Working in a brewery had both its perks and its side effects. William Rendle, writing in 1888, a former Medical Officer of Health for the St George the Martyr vestry as well as keen local historian, describes the draymen as follows:
“The draymen and horses at Barclay’s were, and I suppose are, fine specimens of their kind; the horses were wonders in size and appearance. The draymen were in my time mostly regular soakers; some more, some less. I attended many of them, notably one gigantic man, for erysipelas*, and as it was needful I should know, so as to guide my treatment, how much he took daily, I asked him. ‘Why, you see, sir,’ said he, ‘that I am one of the oldest of the men who go with the drays, and so my journeys are the short ones.
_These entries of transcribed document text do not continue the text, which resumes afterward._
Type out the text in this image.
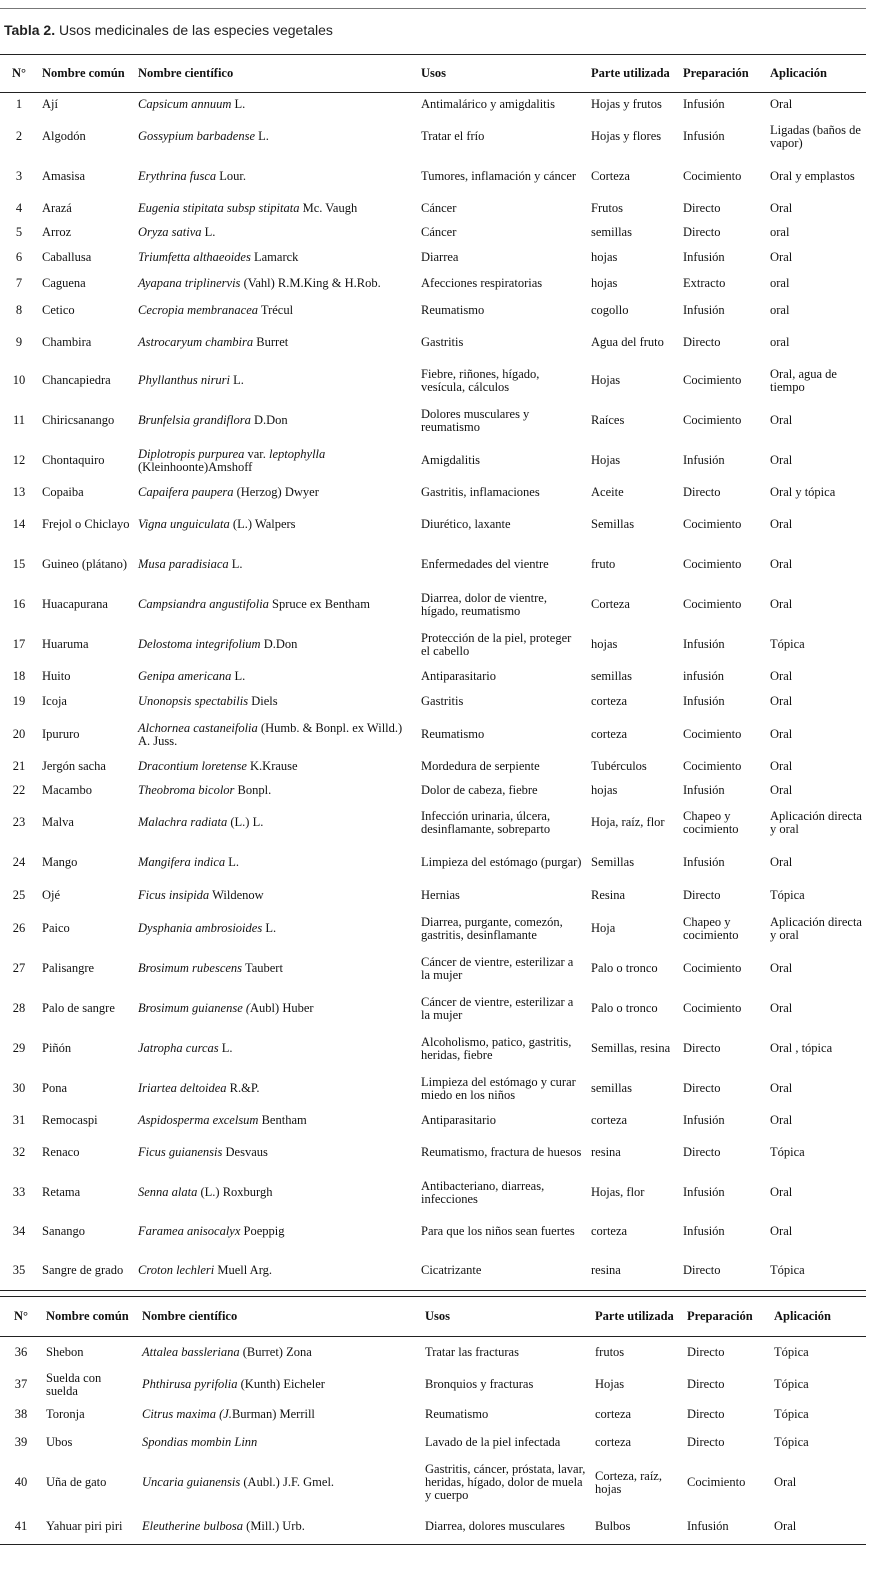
Tabla 2. Usos medicinales de las especies vegetales
N°	Nombre común	Nombre científico	Usos	Parte utilizada	Preparación	Aplicación
1	Ají	Capsicum annuum L.	Antimalárico y amigdalitis	Hojas y frutos	Infusión	Oral
2	Algodón	Gossypium barbadense L.	Tratar el frío	Hojas y flores	Infusión	Ligadas (baños de vapor)
3	Amasisa	Erythrina fusca Lour.	Tumores, inflamación y cáncer	Corteza	Cocimiento	Oral y emplastos
4	Arazá	Eugenia stipitata subsp stipitata Mc. Vaugh	Cáncer	Frutos	Directo	Oral
5	Arroz	Oryza sativa L.	Cáncer	semillas	Directo	oral
6	Caballusa	Triumfetta althaeoides Lamarck	Diarrea	hojas	Infusión	Oral
7	Caguena	Ayapana triplinervis (Vahl) R.M.King & H.Rob.	Afecciones respiratorias	hojas	Extracto	oral
8	Cetico	Cecropia membranacea Trécul	Reumatismo	cogollo	Infusión	oral
9	Chambira	Astrocaryum chambira Burret	Gastritis	Agua del fruto	Directo	oral
10	Chancapiedra	Phyllanthus niruri L.	Fiebre, riñones, hígado, vesícula, cálculos	Hojas	Cocimiento	Oral, agua de tiempo
11	Chiricsanango	Brunfelsia grandiflora D.Don	Dolores musculares y reumatismo	Raíces	Cocimiento	Oral
12	Chontaquiro	Diplotropis purpurea var. leptophylla (Kleinhoonte)Amshoff	Amigdalitis	Hojas	Infusión	Oral
13	Copaiba	Capaifera paupera (Herzog) Dwyer	Gastritis, inflamaciones	Aceite	Directo	Oral y tópica
14	Frejol o Chiclayo	Vigna unguiculata (L.) Walpers	Diurético, laxante	Semillas	Cocimiento	Oral
15	Guineo (plátano)	Musa paradisiaca L.	Enfermedades del vientre	fruto	Cocimiento	Oral
16	Huacapurana	Campsiandra angustifolia Spruce ex Bentham	Diarrea, dolor de vientre, hígado, reumatismo	Corteza	Cocimiento	Oral
17	Huaruma	Delostoma integrifolium D.Don	Protección de la piel, proteger el cabello	hojas	Infusión	Tópica
18	Huito	Genipa americana L.	Antiparasitario	semillas	infusión	Oral
19	Icoja	Unonopsis spectabilis Diels	Gastritis	corteza	Infusión	Oral
20	Ipururo	Alchornea castaneifolia (Humb. & Bonpl. ex Willd.) A. Juss.	Reumatismo	corteza	Cocimiento	Oral
21	Jergón sacha	Dracontium loretense K.Krause	Mordedura de serpiente	Tubérculos	Cocimiento	Oral
22	Macambo	Theobroma bicolor Bonpl.	Dolor de cabeza, fiebre	hojas	Infusión	Oral
23	Malva	Malachra radiata (L.) L.	Infección urinaria, úlcera, desinflamante, sobreparto	Hoja, raíz, flor	Chapeo y cocimiento	Aplicación directa y oral
24	Mango	Mangifera indica L.	Limpieza del estómago (purgar)	Semillas	Infusión	Oral
25	Ojé	Ficus insipida Wildenow	Hernias	Resina	Directo	Tópica
26	Paico	Dysphania ambrosioides L.	Diarrea, purgante, comezón, gastritis, desinflamante	Hoja	Chapeo y cocimiento	Aplicación directa y oral
27	Palisangre	Brosimum rubescens Taubert	Cáncer de vientre, esterilizar a la mujer	Palo o tronco	Cocimiento	Oral
28	Palo de sangre	Brosimum guianense (Aubl) Huber	Cáncer de vientre, esterilizar a la mujer	Palo o tronco	Cocimiento	Oral
29	Piñón	Jatropha curcas L.	Alcoholismo, patico, gastritis, heridas, fiebre	Semillas, resina	Directo	Oral , tópica
30	Pona	Iriartea deltoidea R.&P.	Limpieza del estómago y curar miedo en los niños	semillas	Directo	Oral
31	Remocaspi	Aspidosperma excelsum Bentham	Antiparasitario	corteza	Infusión	Oral
32	Renaco	Ficus guianensis Desvaus	Reumatismo, fractura de huesos	resina	Directo	Tópica
33	Retama	Senna alata (L.) Roxburgh	Antibacteriano, diarreas, infecciones	Hojas, flor	Infusión	Oral
34	Sanango	Faramea anisocalyx Poeppig	Para que los niños sean fuertes	corteza	Infusión	Oral
35	Sangre de grado	Croton lechleri Muell Arg.	Cicatrizante	resina	Directo	Tópica
N°	Nombre común	Nombre científico	Usos	Parte utilizada	Preparación	Aplicación
36	Shebon	Attalea bassleriana (Burret) Zona	Tratar las fracturas	frutos	Directo	Tópica
37	Suelda con suelda	Phthirusa pyrifolia (Kunth) Eicheler	Bronquios y fracturas	Hojas	Directo	Tópica
38	Toronja	Citrus maxima (J.Burman) Merrill	Reumatismo	corteza	Directo	Tópica
39	Ubos	Spondias mombin Linn	Lavado de la piel infectada	corteza	Directo	Tópica
40	Uña de gato	Uncaria guianensis (Aubl.) J.F. Gmel.	Gastritis, cáncer, próstata, lavar, heridas, hígado, dolor de muela y cuerpo	Corteza, raíz, hojas	Cocimiento	Oral
41	Yahuar piri piri	Eleutherine bulbosa (Mill.) Urb.	Diarrea, dolores musculares	Bulbos	Infusión	Oral
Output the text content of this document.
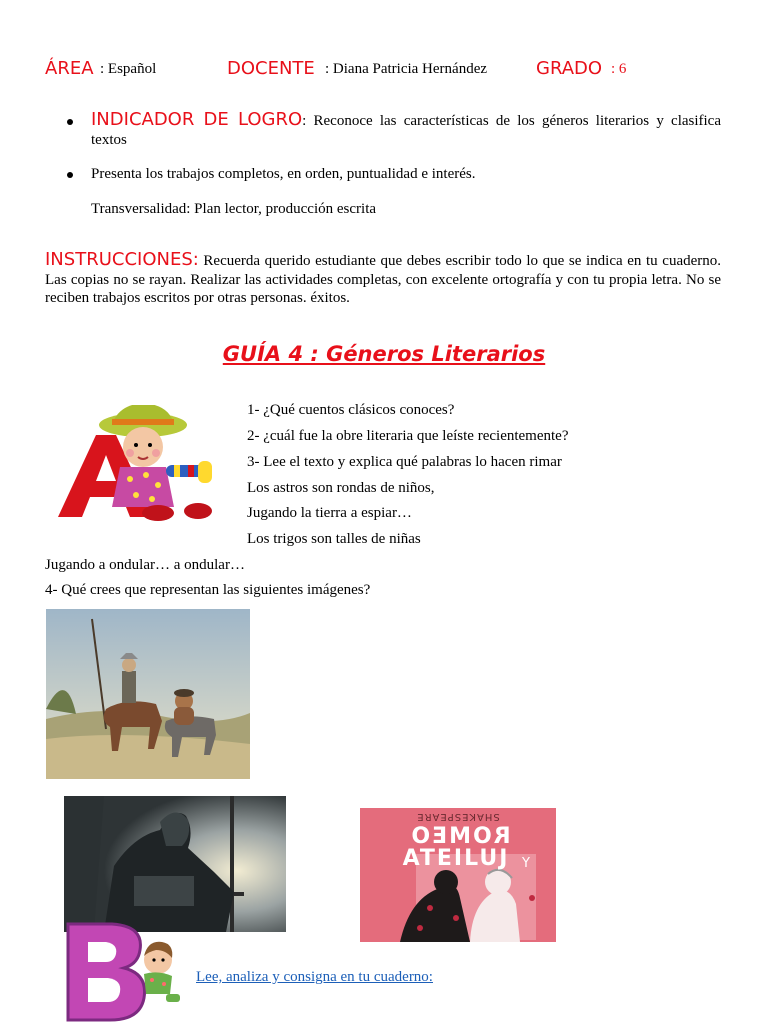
ÁREA : Español	DOCENTE : Diana Patricia Hernández	GRADO : 6
INDICADOR DE LOGRO: Reconoce las características de los géneros literarios y clasifica textos
Presenta los trabajos completos, en orden, puntualidad e interés.
Transversalidad: Plan lector, producción escrita
INSTRUCCIONES: Recuerda querido estudiante que debes escribir todo lo que se indica en tu cuaderno. Las copias no se rayan. Realizar las actividades completas, con excelente ortografía y con tu propia letra. No se reciben trabajos escritos por otras personas. éxitos.
GUÍA 4 : Géneros Literarios
1- ¿Qué cuentos clásicos conoces?
2- ¿cuál fue la obre literaria que leíste recientemente?
3- Lee el texto y explica qué palabras lo hacen rimar
Los astros son rondas de niños,
Jugando la tierra a espiar…
Los trigos son talles de niñas
Jugando a ondular… a ondular…
4- Qué crees que representan las siguientes imágenes?
SHAKESPEARE
ROMEO
ATEILUJ Y
Lee, analiza y consigna en tu cuaderno:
I get a little drink at each place (besides what we get at the brewery) – beer and a drop of gin or what not.’ – ‘How much altogether?’ I asked. ‘About three gallons of beer in the day perhaps, and a little gin now and then besides.’ I could scarcely see how he managed to take it all down, but that was what he said. My practical conclusion was, ‘Well, to get you over the erysipelas you must go on much the same.’ He recovered. I must say the men, so far as the shell was concerned, were often as fine as the horses, but there was a dreamy muddled look about the eyes, and they had a shambling sort of walk. This was many years ago; I practised in Southwark nearly fifty years.”
*a skin condition.
In 1758 Henry Thrale inherited a long established brewery on Bankside from his father and was determined to become the greatest brewer in London. With his wife Hester, he lived in a mansion overlooking the brewery but also had a villa in Streatham then viewed as a country retreat. Mrs Thrale held Thursday salons in Streatham and her wit and vivacity attracted eminent visitors including Boswell, Goldsmith, David Garrick, Sir Joshua Reynolds and Dr Johnson. Both Henry and Hester Thrale became very close to Dr Johnson who was given his own room, both in their mansion at Bankside and in Streatham, where he wrote many of his works.
The Anchor Tavern, Bankside
Barclay Perkins and Co Brewery, 1829
In 1955, Barclay Perkins merged with rival Courage and in 1962 the site on Bankside became a bottling factory. The buildings were demolished in 1981 and gave way to low rise local authority housing. Before redevelopment, an archaeological excavation revealed extensive Roman remains. Anchor Terrace (left) in Southwark Bridge Road that stands over the site of the Globe Playhouse, was built in 1834 to house senior employees of the brewery and was later used as offices. It is now apartments and Grade II listed.